Unparalleled Habitats: The Unique Shapes of Ancient Trees

Unparalleled Habitats: The Unique Shapes of Ancient Trees




Earth’s ​oldest, knotted and scarred pine trees⁣ are a boon for forest‍ life. Old growth ⁣trees continue to decline around the world (SN: 6/18/18). In Europe, the remaining patches of forest with plentiful⁤ old trees⁢ constitute just 0.7 percent (or just ‌under 3.5‌ million acres) ⁢of the continent’s forested area.⁣ This​ paper and others like it “are really good, because they show ‍how important old⁤ growth is,” says Joseph⁢ Birch, an ⁤ecologist at ‍Michigan State University ⁢in⁣ East ⁢Lansing who wasn’t involved with the research. This line​ of work serves as a ‌reminder that we need to have a long-term perspective on old growth trees. “We ​need to be managing and conserving⁤ the ‍forests that we have now, even if they’re younger, so that our descendants⁢ in a few hundred or even thousand years can have more old growth on the landscape,” Birch says.‌ While the pines’ old age, potentially hundreds of years old, was intriguing to ⁣plant physiologist Sergi Munné-Bosch‍ and ‍ecophysiologist Ot Pasques, both ‍at the University of‌ Barcelona, ⁢they have also been curious how aging and ⁢tree decay‍ affect the broader forest ecosystem, with different ​life​ and decay‌ stages providing differing habitat ⁣needs to plant, ‌animal‌ and lichen species.

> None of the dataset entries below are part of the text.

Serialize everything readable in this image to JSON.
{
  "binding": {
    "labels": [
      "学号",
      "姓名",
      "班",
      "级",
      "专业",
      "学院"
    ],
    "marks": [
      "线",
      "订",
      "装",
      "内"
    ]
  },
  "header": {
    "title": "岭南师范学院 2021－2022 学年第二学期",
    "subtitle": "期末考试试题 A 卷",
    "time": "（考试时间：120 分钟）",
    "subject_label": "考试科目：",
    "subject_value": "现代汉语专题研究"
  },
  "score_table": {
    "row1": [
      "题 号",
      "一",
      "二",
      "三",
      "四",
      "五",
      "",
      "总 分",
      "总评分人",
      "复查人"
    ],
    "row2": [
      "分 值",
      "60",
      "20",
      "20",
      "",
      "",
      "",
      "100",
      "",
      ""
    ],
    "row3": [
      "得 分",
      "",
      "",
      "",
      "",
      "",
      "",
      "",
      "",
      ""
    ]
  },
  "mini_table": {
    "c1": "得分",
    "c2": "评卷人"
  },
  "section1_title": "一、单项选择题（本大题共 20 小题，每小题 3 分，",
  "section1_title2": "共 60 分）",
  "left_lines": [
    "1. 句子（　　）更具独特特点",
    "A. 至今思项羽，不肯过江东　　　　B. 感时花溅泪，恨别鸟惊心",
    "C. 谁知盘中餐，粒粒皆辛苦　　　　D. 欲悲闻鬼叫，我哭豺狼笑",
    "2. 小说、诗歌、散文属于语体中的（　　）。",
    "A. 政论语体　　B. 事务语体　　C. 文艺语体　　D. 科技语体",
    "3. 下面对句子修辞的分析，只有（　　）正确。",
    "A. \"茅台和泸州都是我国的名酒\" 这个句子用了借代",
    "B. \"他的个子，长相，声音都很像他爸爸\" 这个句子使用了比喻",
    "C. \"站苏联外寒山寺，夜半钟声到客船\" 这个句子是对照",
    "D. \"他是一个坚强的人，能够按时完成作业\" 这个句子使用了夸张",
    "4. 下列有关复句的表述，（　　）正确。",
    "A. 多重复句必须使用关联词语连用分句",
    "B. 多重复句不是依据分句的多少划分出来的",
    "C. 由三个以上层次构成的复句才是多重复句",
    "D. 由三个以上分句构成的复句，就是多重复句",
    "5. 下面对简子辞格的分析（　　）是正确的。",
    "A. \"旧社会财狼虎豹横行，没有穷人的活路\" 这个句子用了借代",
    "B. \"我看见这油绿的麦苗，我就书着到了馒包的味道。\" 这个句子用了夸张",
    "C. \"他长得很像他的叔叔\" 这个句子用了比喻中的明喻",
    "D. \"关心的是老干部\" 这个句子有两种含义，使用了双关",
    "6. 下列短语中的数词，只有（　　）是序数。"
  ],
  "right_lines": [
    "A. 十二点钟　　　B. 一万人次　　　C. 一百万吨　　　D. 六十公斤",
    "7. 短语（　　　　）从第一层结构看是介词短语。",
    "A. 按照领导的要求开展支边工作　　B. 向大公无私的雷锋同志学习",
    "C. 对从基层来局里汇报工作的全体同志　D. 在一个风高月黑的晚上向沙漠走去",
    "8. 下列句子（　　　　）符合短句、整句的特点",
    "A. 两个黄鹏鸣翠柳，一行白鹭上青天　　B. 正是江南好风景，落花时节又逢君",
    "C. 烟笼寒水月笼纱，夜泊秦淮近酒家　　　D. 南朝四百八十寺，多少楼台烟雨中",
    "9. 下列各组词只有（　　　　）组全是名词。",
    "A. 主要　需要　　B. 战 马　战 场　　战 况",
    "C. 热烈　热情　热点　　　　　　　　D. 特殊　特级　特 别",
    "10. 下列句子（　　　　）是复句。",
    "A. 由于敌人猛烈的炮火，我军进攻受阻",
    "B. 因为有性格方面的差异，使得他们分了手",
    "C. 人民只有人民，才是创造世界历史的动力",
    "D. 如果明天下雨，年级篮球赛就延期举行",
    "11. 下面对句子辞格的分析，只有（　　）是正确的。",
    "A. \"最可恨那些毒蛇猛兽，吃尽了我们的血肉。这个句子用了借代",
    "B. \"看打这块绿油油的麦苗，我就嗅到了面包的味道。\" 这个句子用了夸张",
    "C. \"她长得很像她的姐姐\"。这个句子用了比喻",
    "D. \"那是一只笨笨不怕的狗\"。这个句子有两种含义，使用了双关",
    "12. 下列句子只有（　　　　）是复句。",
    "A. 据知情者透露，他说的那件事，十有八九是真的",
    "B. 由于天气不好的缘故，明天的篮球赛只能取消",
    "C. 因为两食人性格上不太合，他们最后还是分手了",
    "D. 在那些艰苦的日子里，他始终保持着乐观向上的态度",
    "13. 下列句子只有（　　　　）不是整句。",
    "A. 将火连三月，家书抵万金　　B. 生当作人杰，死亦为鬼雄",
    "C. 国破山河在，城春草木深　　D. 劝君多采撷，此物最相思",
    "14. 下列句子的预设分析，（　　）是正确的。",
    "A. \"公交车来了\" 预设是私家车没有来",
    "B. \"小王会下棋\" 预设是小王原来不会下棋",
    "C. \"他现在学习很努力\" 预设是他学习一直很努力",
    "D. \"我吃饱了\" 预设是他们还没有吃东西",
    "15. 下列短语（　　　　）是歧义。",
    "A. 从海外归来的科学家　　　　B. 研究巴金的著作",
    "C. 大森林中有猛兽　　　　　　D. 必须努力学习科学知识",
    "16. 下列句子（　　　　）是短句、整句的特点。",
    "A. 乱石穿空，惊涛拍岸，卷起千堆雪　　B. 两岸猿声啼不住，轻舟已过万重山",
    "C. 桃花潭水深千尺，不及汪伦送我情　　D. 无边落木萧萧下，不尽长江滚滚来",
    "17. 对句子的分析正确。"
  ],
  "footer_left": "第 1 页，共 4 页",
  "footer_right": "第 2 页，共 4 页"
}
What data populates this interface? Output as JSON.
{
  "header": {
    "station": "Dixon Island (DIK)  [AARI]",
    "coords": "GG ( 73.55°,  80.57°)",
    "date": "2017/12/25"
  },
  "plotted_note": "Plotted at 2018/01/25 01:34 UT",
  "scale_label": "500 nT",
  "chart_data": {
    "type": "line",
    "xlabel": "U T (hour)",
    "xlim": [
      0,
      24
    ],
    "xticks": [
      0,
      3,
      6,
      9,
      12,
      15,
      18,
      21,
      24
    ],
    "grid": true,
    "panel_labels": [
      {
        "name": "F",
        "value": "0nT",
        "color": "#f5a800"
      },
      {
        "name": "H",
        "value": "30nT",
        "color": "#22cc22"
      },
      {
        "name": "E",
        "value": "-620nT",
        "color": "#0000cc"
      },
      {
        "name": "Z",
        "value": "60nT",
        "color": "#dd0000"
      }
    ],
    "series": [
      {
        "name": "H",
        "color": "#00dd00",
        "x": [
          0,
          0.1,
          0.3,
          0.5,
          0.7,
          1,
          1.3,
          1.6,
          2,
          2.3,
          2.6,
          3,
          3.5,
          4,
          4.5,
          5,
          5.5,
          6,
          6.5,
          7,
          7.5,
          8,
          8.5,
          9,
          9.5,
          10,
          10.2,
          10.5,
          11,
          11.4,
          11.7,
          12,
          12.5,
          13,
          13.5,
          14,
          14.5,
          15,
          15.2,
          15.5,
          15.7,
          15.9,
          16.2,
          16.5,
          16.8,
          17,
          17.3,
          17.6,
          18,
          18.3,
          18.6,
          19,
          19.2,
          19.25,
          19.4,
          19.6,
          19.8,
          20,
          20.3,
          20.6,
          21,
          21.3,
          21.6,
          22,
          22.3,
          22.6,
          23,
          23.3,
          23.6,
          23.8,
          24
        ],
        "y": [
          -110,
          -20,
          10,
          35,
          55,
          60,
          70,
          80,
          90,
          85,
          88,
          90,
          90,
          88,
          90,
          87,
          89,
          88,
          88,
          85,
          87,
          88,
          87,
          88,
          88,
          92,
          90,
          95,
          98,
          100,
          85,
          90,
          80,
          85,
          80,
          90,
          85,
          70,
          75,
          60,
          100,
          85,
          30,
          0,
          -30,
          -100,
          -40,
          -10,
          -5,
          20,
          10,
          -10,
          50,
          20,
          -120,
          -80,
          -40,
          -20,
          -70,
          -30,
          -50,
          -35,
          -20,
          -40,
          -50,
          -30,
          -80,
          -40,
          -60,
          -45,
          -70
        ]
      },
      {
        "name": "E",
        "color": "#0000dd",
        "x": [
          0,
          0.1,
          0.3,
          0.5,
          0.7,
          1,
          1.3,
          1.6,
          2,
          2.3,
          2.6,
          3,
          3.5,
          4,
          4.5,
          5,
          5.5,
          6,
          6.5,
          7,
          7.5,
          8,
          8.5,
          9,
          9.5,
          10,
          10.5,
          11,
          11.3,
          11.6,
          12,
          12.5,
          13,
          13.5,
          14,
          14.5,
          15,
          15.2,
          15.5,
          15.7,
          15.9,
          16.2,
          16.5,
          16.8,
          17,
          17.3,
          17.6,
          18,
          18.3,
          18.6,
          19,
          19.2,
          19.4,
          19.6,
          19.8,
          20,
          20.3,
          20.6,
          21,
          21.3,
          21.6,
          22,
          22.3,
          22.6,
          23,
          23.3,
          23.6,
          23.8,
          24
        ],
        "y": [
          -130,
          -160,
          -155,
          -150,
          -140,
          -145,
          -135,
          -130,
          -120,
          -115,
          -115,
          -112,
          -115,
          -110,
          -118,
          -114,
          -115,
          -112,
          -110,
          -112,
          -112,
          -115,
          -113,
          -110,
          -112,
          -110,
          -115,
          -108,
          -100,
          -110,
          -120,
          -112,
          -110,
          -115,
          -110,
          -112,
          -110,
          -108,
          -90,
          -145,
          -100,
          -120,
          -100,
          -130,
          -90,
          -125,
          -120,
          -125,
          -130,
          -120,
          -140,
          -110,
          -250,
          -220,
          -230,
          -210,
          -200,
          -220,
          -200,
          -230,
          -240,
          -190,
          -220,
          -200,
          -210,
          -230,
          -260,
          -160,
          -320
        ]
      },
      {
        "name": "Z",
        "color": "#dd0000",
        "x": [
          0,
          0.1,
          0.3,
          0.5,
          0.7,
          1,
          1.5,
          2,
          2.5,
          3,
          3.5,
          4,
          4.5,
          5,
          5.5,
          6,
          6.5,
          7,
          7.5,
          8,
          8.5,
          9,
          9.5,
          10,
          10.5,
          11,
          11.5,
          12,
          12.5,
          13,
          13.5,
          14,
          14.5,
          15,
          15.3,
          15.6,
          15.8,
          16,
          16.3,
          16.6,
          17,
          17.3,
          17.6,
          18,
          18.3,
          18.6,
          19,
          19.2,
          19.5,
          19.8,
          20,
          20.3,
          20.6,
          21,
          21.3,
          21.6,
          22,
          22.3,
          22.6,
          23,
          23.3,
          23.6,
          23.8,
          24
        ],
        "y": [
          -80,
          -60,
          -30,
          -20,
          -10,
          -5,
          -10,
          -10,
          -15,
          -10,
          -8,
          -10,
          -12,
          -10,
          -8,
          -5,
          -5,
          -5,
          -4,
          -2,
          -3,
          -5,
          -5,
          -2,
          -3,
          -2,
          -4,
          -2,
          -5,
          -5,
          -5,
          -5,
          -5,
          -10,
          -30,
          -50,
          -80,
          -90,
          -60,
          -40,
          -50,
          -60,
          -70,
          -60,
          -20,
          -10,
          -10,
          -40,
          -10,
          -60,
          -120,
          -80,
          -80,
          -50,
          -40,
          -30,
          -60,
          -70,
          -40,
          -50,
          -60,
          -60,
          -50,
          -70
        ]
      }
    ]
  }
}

Prior studies tended to look at how individual trees⁤ aged.⁣ So Munné-Bosch and Pasques decided ⁣up the ante. They ⁣studied young,‌ adult and extremely old mountain pines in ‍five different areas of the Spanish Pyrenees mountains.​ The duo calculated the trees’ ages‍ based⁣ on tree trunk girth. (The two traits are ‍correlated, eliminating the need to⁤ bore a sample out of ⁣the‌ trunk to count tree⁣ rings). The team also ‌weighed and measured needles, buds‌ and shoots, analyzed the trees’ tissues ‍for ⁢biochemicals linked to stress, decay and growth and noted age-related physical ⁢traits‍ in⁣ the trees — such as exposed roots, fissured bark ​and lightning ⁢scars.⁢ Data on other ‌species living in or on the trees were also ⁣recorded.